It's all my fault
People blaming each other is undoubtedly one of the least pleasant kinds of human interaction. Such blaming is always patterned, of course, and we have had some awareness of this ever since our realization that every person has always done the very best that he or she could at each moment of the past. We have said clearly many times in our literature that, in the light of this, "blame" and "fault" are false concepts and that rational responsibility must be separated from irrational "blame."
The patterns laid in by being blamed must feel very enticing to change roles in. It certainly must feel like a relief to any victim to end being blamed by jumping into the blaming role. As all of us know, many people have found their way into that role and have blamed us with greater or lesser efficiency on many occasions.
The naive response to being blamed is usually to deny being at fault or to intuitively attempt to reverse the roles. We see (and hear) many loud and noisy arguments taking place between people with each one insisting that whatever is wrong is the other person's fault, not his or hers.
If one becomes a counselor, the permissiveness which people often attach to the role is likely to seem to invite a good deal of blaming from people who are seeking relief from their own past roles of being blamed.
I have certainly experienced this in thirty-odd years of counseling.

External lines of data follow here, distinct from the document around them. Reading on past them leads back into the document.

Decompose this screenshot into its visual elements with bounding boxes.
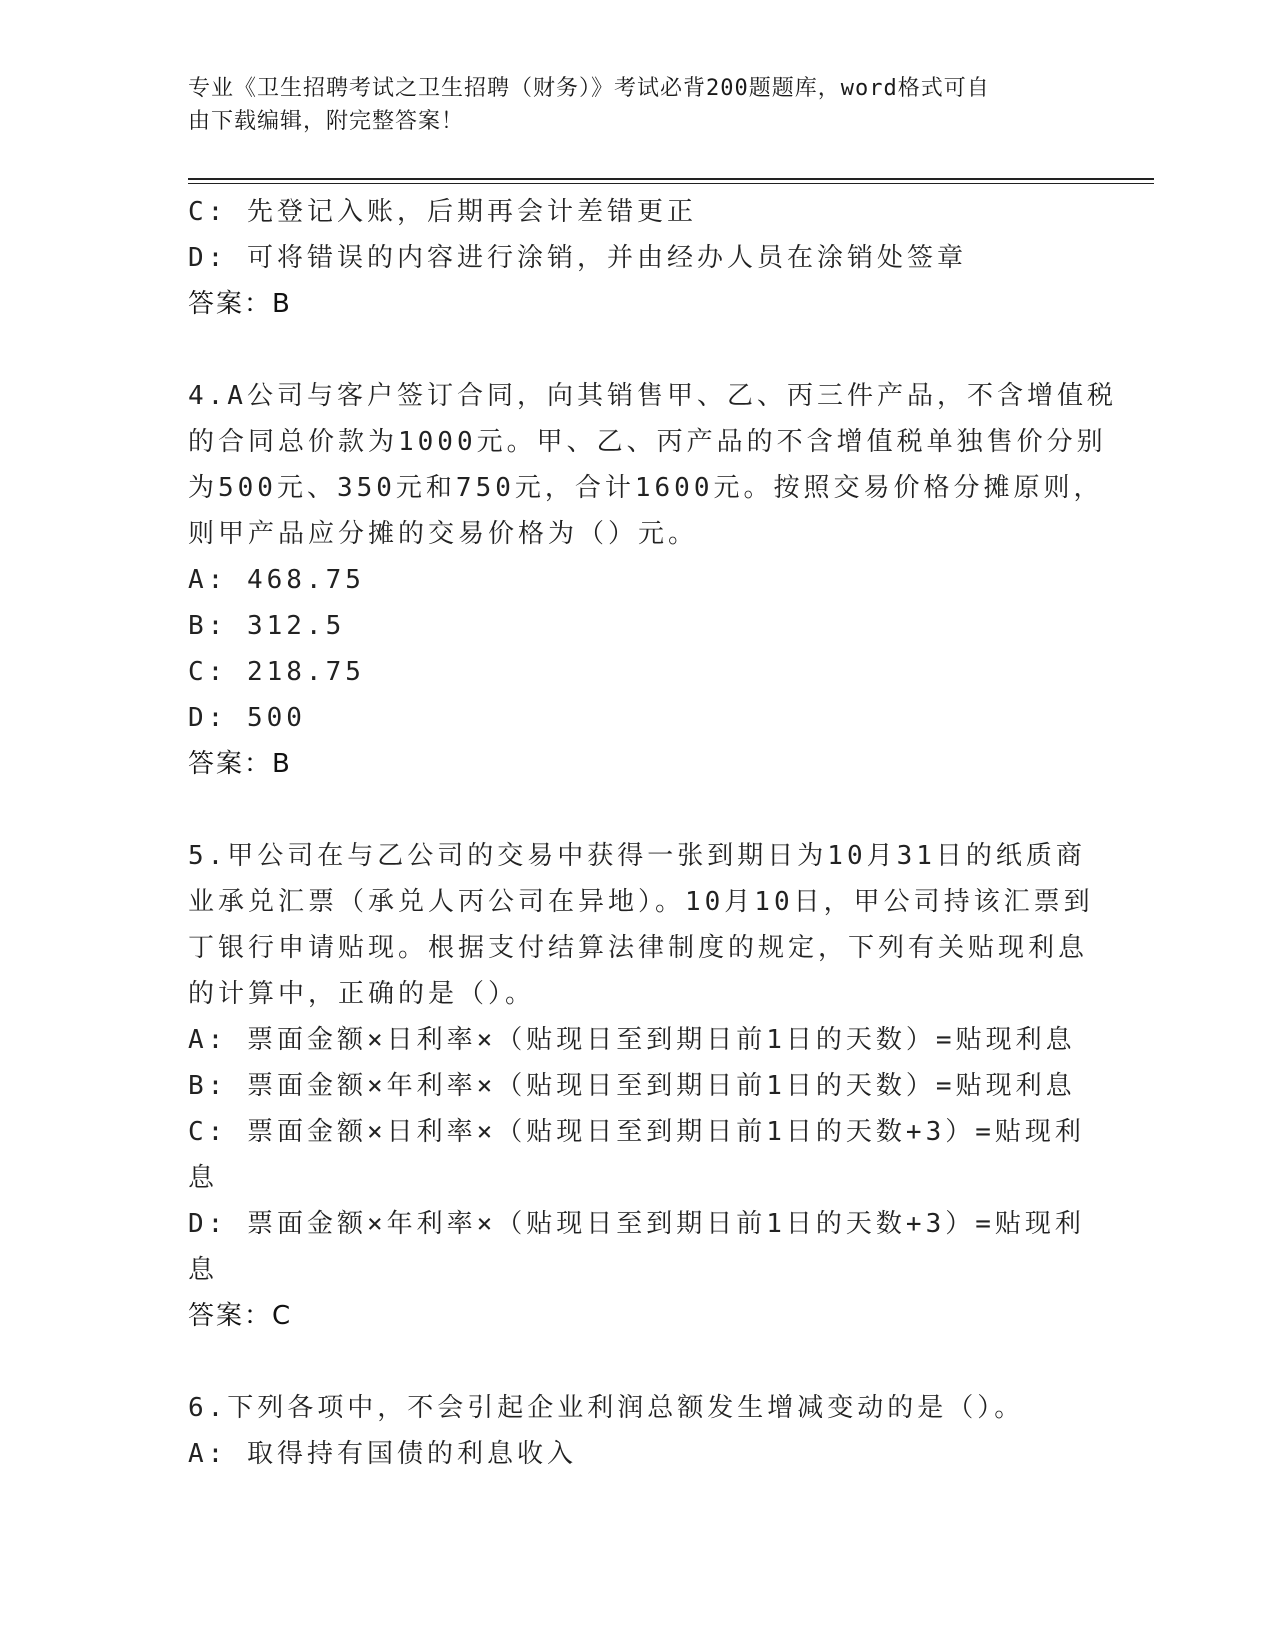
header-title-line-2: 由下载编辑，附完整答案！ — [188, 109, 465, 134]
q5-option-c-line-2: 息 — [188, 1163, 219, 1193]
q3-option-c: C: 先登记入账，后期再会计差错更正 — [188, 197, 697, 227]
q4-stem-line-3: 为500元、350元和750元，合计1600元。按照交易价格分摊原则， — [188, 473, 1104, 503]
q5-stem-line-3: 丁银行申请贴现。根据支付结算法律制度的规定，下列有关贴现利息 — [188, 933, 1089, 963]
q5-option-b: B: 票面金额×年利率×（贴现日至到期日前1日的天数）=贴现利息 — [188, 1071, 1076, 1101]
header-divider-thick — [188, 178, 1154, 180]
q4-stem-line-2: 的合同总价款为1000元。甲、乙、丙产品的不含增值税单独售价分别 — [188, 427, 1107, 457]
q3-answer: 答案：B — [188, 289, 292, 319]
q5-stem-line-2: 业承兑汇票（承兑人丙公司在异地）。10月10日，甲公司持该汇票到 — [188, 887, 1094, 917]
q5-option-d-line-2: 息 — [188, 1255, 219, 1285]
q5-option-d-line-1: D: 票面金额×年利率×（贴现日至到期日前1日的天数+3）=贴现利 — [188, 1209, 1085, 1239]
q5-answer: 答案：C — [188, 1301, 293, 1331]
question-content — [188, 189, 1117, 1477]
spacer — [188, 327, 1088, 373]
q4-option-c: C: 218.75 — [188, 657, 365, 687]
spacer — [188, 787, 1088, 833]
header-title-line-1: 专业《卫生招聘考试之卫生招聘（财务）》考试必背200题题库，word格式可自 — [188, 76, 990, 101]
q6-stem: 6.下列各项中，不会引起企业利润总额发生增减变动的是（）。 — [188, 1393, 1025, 1423]
q6-option-a: A: 取得持有国债的利息收入 — [188, 1439, 577, 1469]
document-header — [188, 72, 1068, 138]
q4-stem-line-4: 则甲产品应分摊的交易价格为（）元。 — [188, 519, 699, 549]
spacer — [188, 1339, 1088, 1385]
q4-answer: 答案：B — [188, 749, 292, 779]
q4-option-a: A: 468.75 — [188, 565, 365, 595]
q3-option-d: D: 可将错误的内容进行涂销，并由经办人员在涂销处签章 — [188, 243, 967, 273]
header-divider-thin — [188, 183, 1154, 184]
q5-option-a: A: 票面金额×日利率×（贴现日至到期日前1日的天数）=贴现利息 — [188, 1025, 1076, 1055]
q4-stem-line-1: 4.A公司与客户签订合同，向其销售甲、乙、丙三件产品，不含增值税 — [188, 381, 1117, 411]
q5-stem-line-1: 5.甲公司在与乙公司的交易中获得一张到期日为10月31日的纸质商 — [188, 841, 1086, 871]
q4-option-d: D: 500 — [188, 703, 306, 733]
q4-option-b: B: 312.5 — [188, 611, 346, 641]
q5-stem-line-4: 的计算中，正确的是（）。 — [188, 979, 536, 1009]
q5-option-c-line-1: C: 票面金额×日利率×（贴现日至到期日前1日的天数+3）=贴现利 — [188, 1117, 1085, 1147]
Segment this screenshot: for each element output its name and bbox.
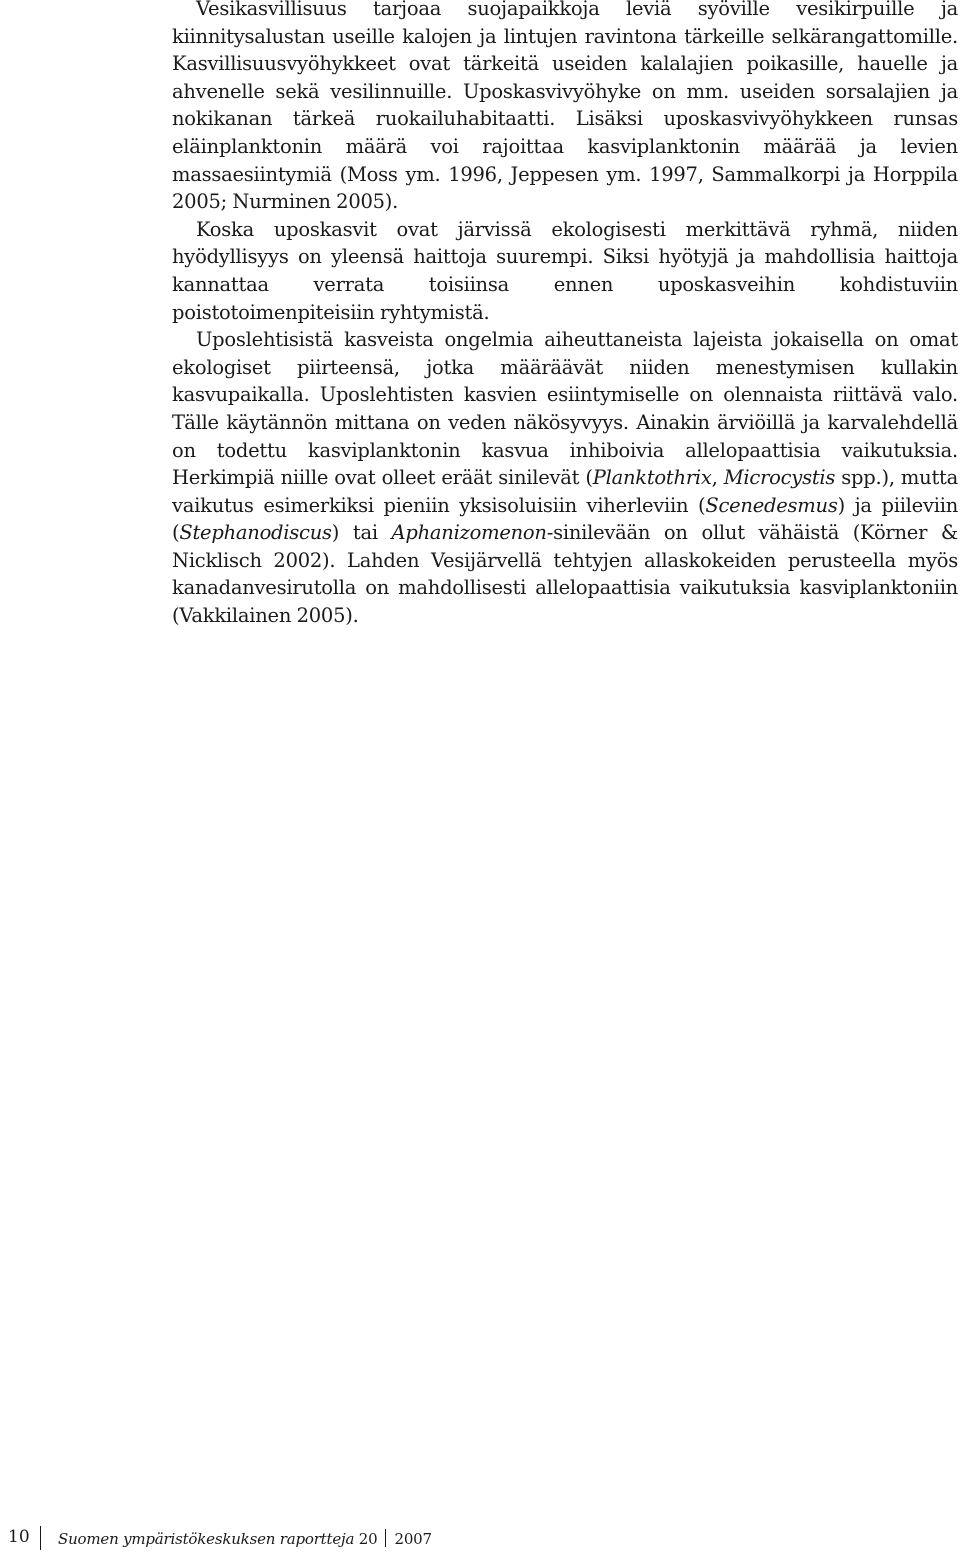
text-run: Koska uposkasvit ovat järvissä ekologisesti merkittävä ryhmä, niiden hyödyllisyys on yleensä haittoja suurempi. Siksi hyötyjä ja mahdollisia haittoja kannattaa verrata toisiinsa ennen uposkasveihin kohdistuviin poistotoimenpiteisiin ryhtymistä. — [172, 217, 958, 324]
paragraph-1 — [172, 0, 958, 216]
page-footer — [0, 1526, 960, 1556]
series-title: Suomen ympäristökeskuksen raportteja — [58, 1530, 355, 1548]
text-run: , — [711, 466, 724, 490]
page-number: 10 — [8, 1527, 30, 1547]
footer-series — [58, 1529, 432, 1548]
italic-term: Microcystis — [723, 466, 836, 490]
italic-term: Stephanodiscus — [179, 521, 332, 545]
text-run: ) ja piileviin ( — [172, 493, 958, 545]
publication-year: 2007 — [394, 1530, 432, 1548]
text-run: Uposlehtisistä kasveista ongelmia aiheuttaneista lajeista jokaisella on omat ekologiset piirteensä, jotka määräävät niiden menestymisen kullakin kasvupaikalla. Uposlehtisten kasvien esiintymiselle on olennaista riittävä valo. Tälle käytännön mittana on veden näkösyvyys. Ainakin ärviöillä ja karvalehdellä on todettu kasviplanktonin kasvua inhiboivia allelopaattisia vaikutuksia. Herkimpiä niille ovat olleet eräät sinilevät ( — [172, 328, 958, 490]
italic-term: Scenedesmus — [705, 493, 838, 517]
paragraph-3 — [172, 326, 958, 630]
text-run: ) tai — [331, 521, 392, 545]
italic-term: Planktothrix — [592, 466, 712, 490]
paragraph-2 — [172, 216, 958, 326]
italic-term: Aphanizomenon — [391, 521, 547, 545]
footer-divider — [40, 1526, 41, 1550]
text-run: spp.), mutta vaikutus esimerkiksi pieniin yksisoluisiin viherleviin ( — [172, 466, 958, 517]
text-run: -sinilevään on ollut vähäistä (Körner & Nicklisch 2002). Lahden Vesijärvellä tehtyjen allaskokeiden perusteella myös kanadanvesirutolla on mahdollisesti allelopaattisia vaikutuksia kasviplanktoniin (Vakkilainen 2005). — [172, 521, 959, 628]
issue-number: 20 — [358, 1530, 378, 1548]
body-text — [172, 0, 958, 630]
footer-separator — [385, 1529, 386, 1547]
text-run: Vesikasvillisuus tarjoaa suojapaikkoja leviä syöville vesikirpuille ja kiinnitysalustan useille kalojen ja lintujen ravintona tärkeille selkärangattomille. Kasvillisuusvyöhykkeet ovat tärkeitä useiden kalalajien poikasille, hauelle ja ahvenelle sekä vesilinnuille. Uposkasvivyöhyke on mm. useiden sorsalajien ja nokikanan tärkeä ruokailuhabitaatti. Lisäksi uposkasvivyöhykkeen runsas eläinplanktonin määrä voi rajoittaa kasviplanktonin määrää ja levien massaesiintymiä (Moss ym. 1996, Jeppesen ym. 1997, Sammalkorpi ja Horppila 2005; Nurminen 2005). — [172, 0, 958, 214]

I have often sought to defend myself, sometimes simply by denying that I'm at fault, sometimes by trying to 'explain theory' as to how there is no such thing as rational blame. (I am sure that, on many occasions which I don't remember, I have also slipped into 'blaming back.')
Only in the last year have I finally realized that there is a simple, elegant way to handle this when one is a counselor.
This block-buster of a technique is simply to verbally and cheerfully accept the whole blame for everything from the client. Encourage the client to say that it's all your fault and smilingly agree with her or him that it is. Furnish rationalizations as to why it must be true and agree enthusiastically and wholeheartedly. Encourage the client to blame you. The client who has suffered so bitterly from inability to get out of a victim-of-blame pattern that is often chronic will discharge with great glee and ease. (And will eventually insist on leaving the pattern entirely.)
Since it had been your own rational decision to take and act out this role, you will not suffer from it at all. It's a remarkably liberating technique.